医療機器に関する医師の認識
株式会社インテージヘルスケアが実施した調査によると、全国の医師900人のうち「医療機器の情報を取得する主な方法は何か?」という問いに対して、78%が「直接営業」と回答しました。この結果は、過去の調査とも傾向が変わらず、医療機器に関する情報収集のスタンダードとして「直接営業」が定着していることを示しています。
情報収集の方法
2026年6月実施の調査では、医療機器に関する製品情報を得る手段として「院内説明会」が12%、また「Web講演/インターネット」は16%と、いずれも直接営業に比べると少数派です。これにより、医療現場において、リアルな交流がいかに重要であるかが明らかになりました。医師たちは、製品情報を確実に理解するためには、直接対面した営業担当者からの情報提供をより信頼できると考えている様子が伺えます。
印象に残る医療機器メーカー
次に、医師に印象に残る医療機器メーカーについて尋ねた結果、心臓血管外科及び消化器外科のカテゴリーでTOP3が変動しました。心臓血管外科部門では、日本ライフラインがトップを獲得し、エドワーズが前回のランキングから急上昇して2位となる一方、消化器外科部門ではオリンパスが3位にランクインしました。
この変化からも、医療機器業界の競争が激化していることが見て取れ、各社の取り組みが医師たちにどのように評価されているのかが注目されます。特に、印象に残る企業の選定基準としては、製品の品質や性能だけでなく、営業担当者のサポート能力も大きな要因となっているようです。
医師が期待するサポート
調査において医師たちが医療機器メーカーに最も期待していることは、現場での支援及び技術的なアドバイスという結果でした。この項目は全体で最も期待値が高く、次いで「問い合わせやトラブルに対する迅速なレスポンス」が続きました。このことから、医師たちは単に製品を販売するだけではない、継続的なサポートを必要としていることが強く浮かび上がります。

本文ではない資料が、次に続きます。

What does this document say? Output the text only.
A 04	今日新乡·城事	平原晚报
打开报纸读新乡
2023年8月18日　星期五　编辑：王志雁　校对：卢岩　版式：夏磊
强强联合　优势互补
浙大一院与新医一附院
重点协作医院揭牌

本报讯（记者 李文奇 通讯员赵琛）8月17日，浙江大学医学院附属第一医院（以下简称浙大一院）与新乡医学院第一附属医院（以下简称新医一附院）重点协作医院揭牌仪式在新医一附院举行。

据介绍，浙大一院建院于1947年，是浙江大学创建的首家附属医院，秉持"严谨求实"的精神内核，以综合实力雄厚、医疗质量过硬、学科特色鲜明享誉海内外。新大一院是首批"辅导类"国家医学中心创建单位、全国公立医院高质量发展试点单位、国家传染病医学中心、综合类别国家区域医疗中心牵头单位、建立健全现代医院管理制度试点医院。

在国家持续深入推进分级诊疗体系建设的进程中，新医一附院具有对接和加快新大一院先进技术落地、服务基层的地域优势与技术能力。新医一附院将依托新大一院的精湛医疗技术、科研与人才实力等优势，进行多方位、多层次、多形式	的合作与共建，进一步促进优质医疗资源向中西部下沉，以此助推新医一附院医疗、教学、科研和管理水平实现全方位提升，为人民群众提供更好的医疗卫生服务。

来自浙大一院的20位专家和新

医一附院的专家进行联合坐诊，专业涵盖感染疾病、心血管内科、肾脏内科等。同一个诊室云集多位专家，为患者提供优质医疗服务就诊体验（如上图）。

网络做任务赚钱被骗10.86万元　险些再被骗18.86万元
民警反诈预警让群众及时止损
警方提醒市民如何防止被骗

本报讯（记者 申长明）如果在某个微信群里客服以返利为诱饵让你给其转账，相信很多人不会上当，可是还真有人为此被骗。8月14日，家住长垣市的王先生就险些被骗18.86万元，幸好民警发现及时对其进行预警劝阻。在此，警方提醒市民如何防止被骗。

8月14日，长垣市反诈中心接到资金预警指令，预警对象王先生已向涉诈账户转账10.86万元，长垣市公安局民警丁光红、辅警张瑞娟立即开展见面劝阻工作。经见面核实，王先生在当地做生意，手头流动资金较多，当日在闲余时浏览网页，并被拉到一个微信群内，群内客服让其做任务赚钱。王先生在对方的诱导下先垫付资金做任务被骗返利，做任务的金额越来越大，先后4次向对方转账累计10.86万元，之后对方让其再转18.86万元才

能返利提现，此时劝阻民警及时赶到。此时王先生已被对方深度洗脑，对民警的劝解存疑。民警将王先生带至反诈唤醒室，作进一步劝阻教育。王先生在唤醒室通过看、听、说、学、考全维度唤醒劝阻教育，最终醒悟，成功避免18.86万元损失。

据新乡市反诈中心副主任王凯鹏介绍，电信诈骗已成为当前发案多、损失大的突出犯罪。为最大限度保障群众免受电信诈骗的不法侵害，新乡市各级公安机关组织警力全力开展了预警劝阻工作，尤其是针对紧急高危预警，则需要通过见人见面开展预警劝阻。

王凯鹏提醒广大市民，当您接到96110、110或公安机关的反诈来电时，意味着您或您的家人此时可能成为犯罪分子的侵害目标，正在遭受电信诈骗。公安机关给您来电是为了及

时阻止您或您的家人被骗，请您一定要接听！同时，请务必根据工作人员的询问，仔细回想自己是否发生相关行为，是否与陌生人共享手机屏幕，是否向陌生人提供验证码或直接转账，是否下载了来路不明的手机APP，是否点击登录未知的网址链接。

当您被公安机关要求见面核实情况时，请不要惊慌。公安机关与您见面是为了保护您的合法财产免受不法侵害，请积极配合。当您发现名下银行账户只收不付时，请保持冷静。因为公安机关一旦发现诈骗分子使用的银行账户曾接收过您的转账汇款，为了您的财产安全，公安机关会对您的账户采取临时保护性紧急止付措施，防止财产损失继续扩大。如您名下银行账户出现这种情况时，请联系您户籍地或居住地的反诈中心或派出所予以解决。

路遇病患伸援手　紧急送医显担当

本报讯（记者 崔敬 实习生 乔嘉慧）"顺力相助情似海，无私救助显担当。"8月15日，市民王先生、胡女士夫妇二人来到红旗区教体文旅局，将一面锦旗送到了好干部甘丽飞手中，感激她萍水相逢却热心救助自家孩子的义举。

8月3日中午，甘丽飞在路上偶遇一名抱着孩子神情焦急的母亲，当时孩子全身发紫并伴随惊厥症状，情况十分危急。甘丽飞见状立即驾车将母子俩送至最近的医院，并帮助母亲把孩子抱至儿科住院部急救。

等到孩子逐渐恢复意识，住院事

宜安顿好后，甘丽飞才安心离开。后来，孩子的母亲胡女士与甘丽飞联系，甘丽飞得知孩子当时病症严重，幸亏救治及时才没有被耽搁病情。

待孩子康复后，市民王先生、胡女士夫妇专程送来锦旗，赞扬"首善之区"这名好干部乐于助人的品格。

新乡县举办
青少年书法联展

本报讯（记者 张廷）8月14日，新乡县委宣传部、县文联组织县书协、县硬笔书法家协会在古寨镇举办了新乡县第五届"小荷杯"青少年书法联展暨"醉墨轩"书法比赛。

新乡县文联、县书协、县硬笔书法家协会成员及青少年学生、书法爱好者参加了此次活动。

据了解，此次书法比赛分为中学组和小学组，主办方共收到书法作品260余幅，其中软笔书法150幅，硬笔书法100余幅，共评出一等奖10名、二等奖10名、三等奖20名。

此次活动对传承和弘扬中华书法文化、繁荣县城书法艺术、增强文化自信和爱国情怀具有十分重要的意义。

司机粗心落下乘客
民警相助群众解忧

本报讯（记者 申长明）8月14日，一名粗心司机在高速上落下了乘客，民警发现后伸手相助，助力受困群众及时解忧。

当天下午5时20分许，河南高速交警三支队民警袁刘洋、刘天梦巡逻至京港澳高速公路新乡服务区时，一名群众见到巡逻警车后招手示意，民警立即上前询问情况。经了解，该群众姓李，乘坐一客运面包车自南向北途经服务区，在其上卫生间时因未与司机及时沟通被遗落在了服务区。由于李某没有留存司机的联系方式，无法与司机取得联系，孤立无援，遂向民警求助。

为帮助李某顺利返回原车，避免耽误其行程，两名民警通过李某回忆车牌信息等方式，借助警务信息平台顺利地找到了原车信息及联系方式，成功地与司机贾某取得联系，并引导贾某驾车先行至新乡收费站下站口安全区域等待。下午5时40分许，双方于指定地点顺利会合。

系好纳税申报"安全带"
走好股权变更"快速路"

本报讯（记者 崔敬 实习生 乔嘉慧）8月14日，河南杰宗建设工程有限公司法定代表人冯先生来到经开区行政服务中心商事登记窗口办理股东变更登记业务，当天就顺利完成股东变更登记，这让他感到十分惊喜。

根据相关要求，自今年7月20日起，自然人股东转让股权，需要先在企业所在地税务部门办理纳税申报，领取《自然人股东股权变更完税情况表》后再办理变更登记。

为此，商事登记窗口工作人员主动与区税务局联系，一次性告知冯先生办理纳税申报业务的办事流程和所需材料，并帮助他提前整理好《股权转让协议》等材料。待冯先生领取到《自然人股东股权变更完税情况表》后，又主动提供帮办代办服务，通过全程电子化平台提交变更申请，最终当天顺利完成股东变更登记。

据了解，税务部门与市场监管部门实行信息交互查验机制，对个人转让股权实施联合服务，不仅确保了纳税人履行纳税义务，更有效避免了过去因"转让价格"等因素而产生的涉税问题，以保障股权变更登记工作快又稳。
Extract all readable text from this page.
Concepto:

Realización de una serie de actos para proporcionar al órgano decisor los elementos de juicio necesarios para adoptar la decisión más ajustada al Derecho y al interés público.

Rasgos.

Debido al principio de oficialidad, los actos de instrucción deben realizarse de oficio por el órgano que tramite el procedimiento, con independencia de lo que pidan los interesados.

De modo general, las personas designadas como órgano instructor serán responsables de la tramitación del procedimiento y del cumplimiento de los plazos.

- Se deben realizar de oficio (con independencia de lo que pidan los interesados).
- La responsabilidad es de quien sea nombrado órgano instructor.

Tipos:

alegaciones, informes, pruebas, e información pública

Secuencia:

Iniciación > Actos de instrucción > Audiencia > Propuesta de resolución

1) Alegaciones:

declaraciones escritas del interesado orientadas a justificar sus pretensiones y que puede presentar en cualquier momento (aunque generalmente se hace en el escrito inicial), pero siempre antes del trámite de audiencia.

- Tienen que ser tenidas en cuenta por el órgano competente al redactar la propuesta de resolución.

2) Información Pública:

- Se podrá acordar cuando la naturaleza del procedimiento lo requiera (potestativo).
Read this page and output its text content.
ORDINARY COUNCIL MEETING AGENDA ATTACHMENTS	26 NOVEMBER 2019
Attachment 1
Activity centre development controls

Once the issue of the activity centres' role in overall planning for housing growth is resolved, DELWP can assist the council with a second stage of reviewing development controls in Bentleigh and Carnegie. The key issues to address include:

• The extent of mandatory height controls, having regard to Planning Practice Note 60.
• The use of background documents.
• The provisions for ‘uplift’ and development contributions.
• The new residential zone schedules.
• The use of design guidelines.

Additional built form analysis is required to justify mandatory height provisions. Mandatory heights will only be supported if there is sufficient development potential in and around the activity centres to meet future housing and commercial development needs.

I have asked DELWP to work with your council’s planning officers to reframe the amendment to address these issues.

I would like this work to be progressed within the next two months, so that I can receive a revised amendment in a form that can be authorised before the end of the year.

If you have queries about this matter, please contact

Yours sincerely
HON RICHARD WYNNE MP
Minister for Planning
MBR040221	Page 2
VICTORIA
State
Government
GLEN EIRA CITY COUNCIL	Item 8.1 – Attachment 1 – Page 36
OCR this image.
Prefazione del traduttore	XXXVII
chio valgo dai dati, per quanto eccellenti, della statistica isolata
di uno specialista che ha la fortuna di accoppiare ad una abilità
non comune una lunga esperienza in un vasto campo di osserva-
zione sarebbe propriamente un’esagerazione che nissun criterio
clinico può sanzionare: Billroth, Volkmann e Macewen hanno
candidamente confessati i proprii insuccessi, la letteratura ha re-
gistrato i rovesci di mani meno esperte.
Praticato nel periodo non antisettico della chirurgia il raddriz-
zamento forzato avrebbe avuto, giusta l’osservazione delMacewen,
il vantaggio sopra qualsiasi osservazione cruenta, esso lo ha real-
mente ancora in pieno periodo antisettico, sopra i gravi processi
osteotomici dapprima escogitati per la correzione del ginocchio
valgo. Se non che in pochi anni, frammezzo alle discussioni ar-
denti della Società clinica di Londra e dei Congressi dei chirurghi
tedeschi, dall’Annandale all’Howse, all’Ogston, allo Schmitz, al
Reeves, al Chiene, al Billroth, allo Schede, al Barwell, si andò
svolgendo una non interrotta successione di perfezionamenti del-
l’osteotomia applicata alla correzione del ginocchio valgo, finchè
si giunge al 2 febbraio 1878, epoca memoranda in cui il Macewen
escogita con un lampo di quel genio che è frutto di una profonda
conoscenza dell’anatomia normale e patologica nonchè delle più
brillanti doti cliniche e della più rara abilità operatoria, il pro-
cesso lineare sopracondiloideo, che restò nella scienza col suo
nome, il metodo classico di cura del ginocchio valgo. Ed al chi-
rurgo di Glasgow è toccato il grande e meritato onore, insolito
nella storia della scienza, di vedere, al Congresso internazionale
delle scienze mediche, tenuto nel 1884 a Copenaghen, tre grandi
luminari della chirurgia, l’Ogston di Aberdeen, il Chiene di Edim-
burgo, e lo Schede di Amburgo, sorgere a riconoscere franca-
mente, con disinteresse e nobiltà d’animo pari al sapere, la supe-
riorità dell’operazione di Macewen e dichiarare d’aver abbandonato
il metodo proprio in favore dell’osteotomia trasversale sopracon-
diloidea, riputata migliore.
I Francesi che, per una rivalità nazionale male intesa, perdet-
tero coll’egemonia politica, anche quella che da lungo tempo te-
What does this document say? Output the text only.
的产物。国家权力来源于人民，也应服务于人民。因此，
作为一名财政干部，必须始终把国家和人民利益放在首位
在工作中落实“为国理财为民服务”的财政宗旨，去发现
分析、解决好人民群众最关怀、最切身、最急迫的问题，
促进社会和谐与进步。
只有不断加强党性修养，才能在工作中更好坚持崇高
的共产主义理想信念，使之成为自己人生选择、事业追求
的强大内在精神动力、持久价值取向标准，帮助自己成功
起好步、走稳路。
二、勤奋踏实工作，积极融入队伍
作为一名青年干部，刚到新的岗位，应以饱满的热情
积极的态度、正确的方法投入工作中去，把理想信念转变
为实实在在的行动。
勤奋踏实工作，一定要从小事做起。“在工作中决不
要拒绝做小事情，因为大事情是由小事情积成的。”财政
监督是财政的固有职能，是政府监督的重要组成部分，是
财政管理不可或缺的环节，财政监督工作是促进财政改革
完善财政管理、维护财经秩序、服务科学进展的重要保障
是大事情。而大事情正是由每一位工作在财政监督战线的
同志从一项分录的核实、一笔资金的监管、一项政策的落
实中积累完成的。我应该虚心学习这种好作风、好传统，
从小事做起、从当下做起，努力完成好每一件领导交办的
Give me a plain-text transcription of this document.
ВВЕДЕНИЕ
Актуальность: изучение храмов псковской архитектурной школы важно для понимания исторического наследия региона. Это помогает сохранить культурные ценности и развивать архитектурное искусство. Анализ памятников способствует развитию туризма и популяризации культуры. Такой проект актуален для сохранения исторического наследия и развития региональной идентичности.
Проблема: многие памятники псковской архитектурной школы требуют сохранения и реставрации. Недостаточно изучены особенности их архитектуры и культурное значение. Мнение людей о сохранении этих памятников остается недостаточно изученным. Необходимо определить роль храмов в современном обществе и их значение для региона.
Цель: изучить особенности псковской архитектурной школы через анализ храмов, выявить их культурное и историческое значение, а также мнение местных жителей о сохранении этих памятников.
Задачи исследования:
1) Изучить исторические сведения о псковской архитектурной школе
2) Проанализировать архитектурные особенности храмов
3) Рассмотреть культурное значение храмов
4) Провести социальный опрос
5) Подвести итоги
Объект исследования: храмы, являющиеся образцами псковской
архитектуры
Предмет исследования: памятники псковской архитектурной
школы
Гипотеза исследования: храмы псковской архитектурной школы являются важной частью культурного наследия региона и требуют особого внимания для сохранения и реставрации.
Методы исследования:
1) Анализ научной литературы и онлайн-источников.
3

特に消化器内科においては、最も期待される項目が再度TOP3の医療機器メーカーに占められており、医師側からの信頼関係が確立されていると考えられます。医療機器メーカーの営業担当者は、自らの臨床的なスキルを高め、信頼を築くことが求められる時代に突入していると言えるでしょう。
デジタル化の進展とその影響
このようなニーズが高まる中、デジタルマーケティングやオンライン面談が普及しているにも関わらず、医師たちが強く求めるのは「実際の臨床現場での支援」であるという点は、今後の医療機器業界においても重要なテーマとなります。製品情報を伝えるだけではなく、臨床における具体的なサポートが、医師たちの信頼を獲得する鍵となりそうです。
株式会社インテージヘルスケアは、2024年7月から「デバイス&デジタルヘルス」という専門グループを新設し、医療機器・医薬品の情報入手状況を引き続きウォッチしていく方針です。医療現場のニーズを捉え、確かな信頼を立ち上げるために、さらなる取り組みが期待されます。